On Wednesday, some of the leaders of the wind power business used the occasion to call for national renewable energy standards. It's one thing, they say for the President to set a goal -- 20-percent of our energy from renewable resources by 2030-- but they want a law requiring it.
"We're talking about big capital developments here. These companies need time to factor in economics and they need to work it. That doesn't happen overnight," said Gen. Wesley Clark (Ret.), Emergya Wind Technology.
"If we don't have renewable energy standards, we really would not see the full potential of renewable energy. We would not see half - not even a quarter," said Mike Polsky, Invenergy, Chicago.
Critics though say a law is not necessary because the free market is working fine and the wind power industry is just looking for a ticket to fatten its wallet.

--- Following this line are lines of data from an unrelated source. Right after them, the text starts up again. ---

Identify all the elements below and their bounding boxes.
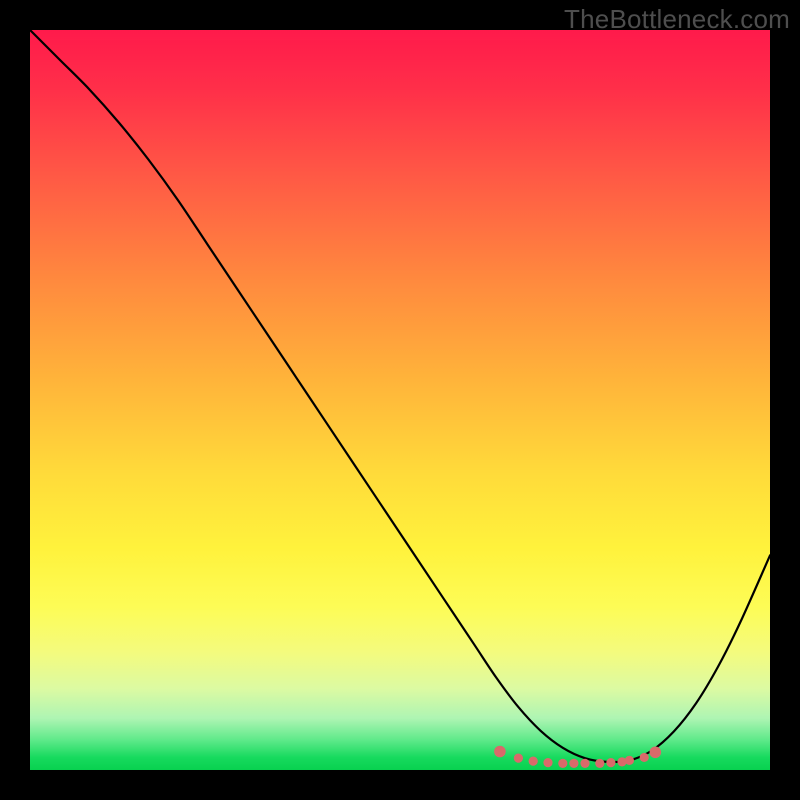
optimal-marker-dot [625,756,634,765]
chart-frame: TheBottleneck.com [0,0,800,800]
optimal-marker-dot [650,746,662,758]
optimal-marker-dot [595,759,604,768]
chart-svg [30,30,770,770]
optimal-marker-dot [640,753,649,762]
bottleneck-curve-line [30,30,770,762]
optimal-marker-dot [606,758,615,767]
optimal-marker-dot [569,759,578,768]
optimal-marker-dot [514,754,523,763]
optimal-marker-dot [558,759,567,768]
optimal-marker-dot [494,746,506,758]
plot-area [30,30,770,770]
optimal-range-markers [494,746,661,768]
optimal-marker-dot [543,758,552,767]
optimal-marker-dot [529,757,538,766]
optimal-marker-dot [580,759,589,768]
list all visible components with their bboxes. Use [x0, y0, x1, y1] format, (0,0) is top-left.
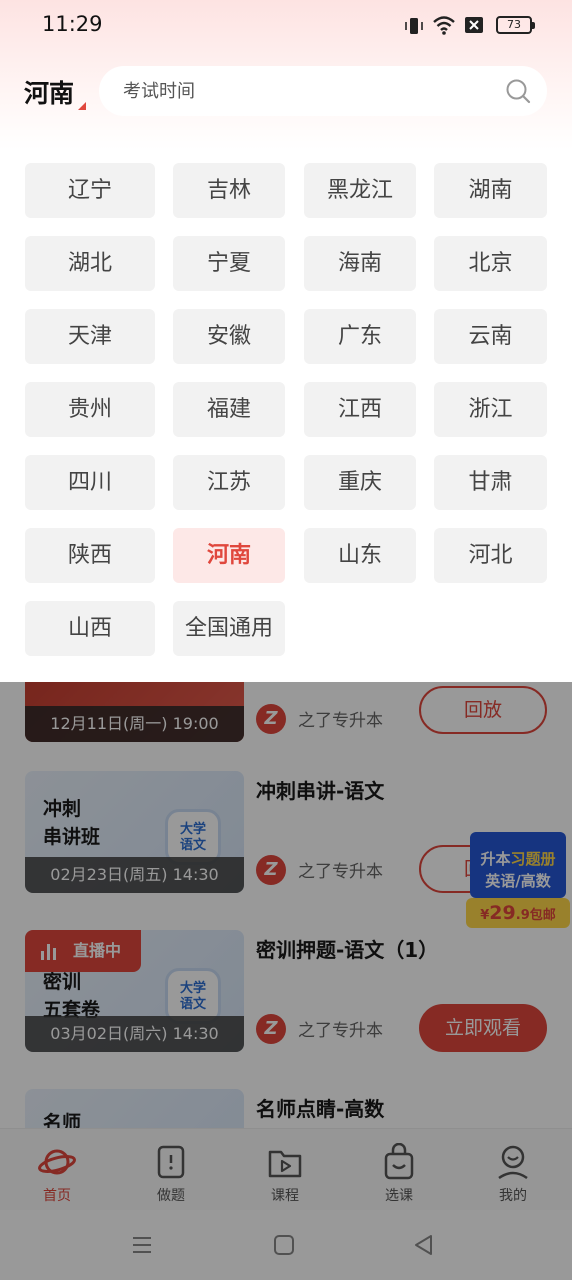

At least, for now, the wallets are growing, and so too are the number of players in the wind power business.
"As North Americans, we think the Europeans are ahead of the curve, but they're interested in our technology which is quite interesting to me," said Hicks.
Twenty eight states - Illinois among them - have their own renewable energy standards. There is a bill in the U.S. Senate, in committee now, that propose national standards --25 percent of the nation's energy by the year 2030 would have to come from renewable resources.
There are many costs connected to that - not least among them the billions of dollars it'd take to build up a national electrical grid. Proponents say the cost would ultimately be greater if we don't do that.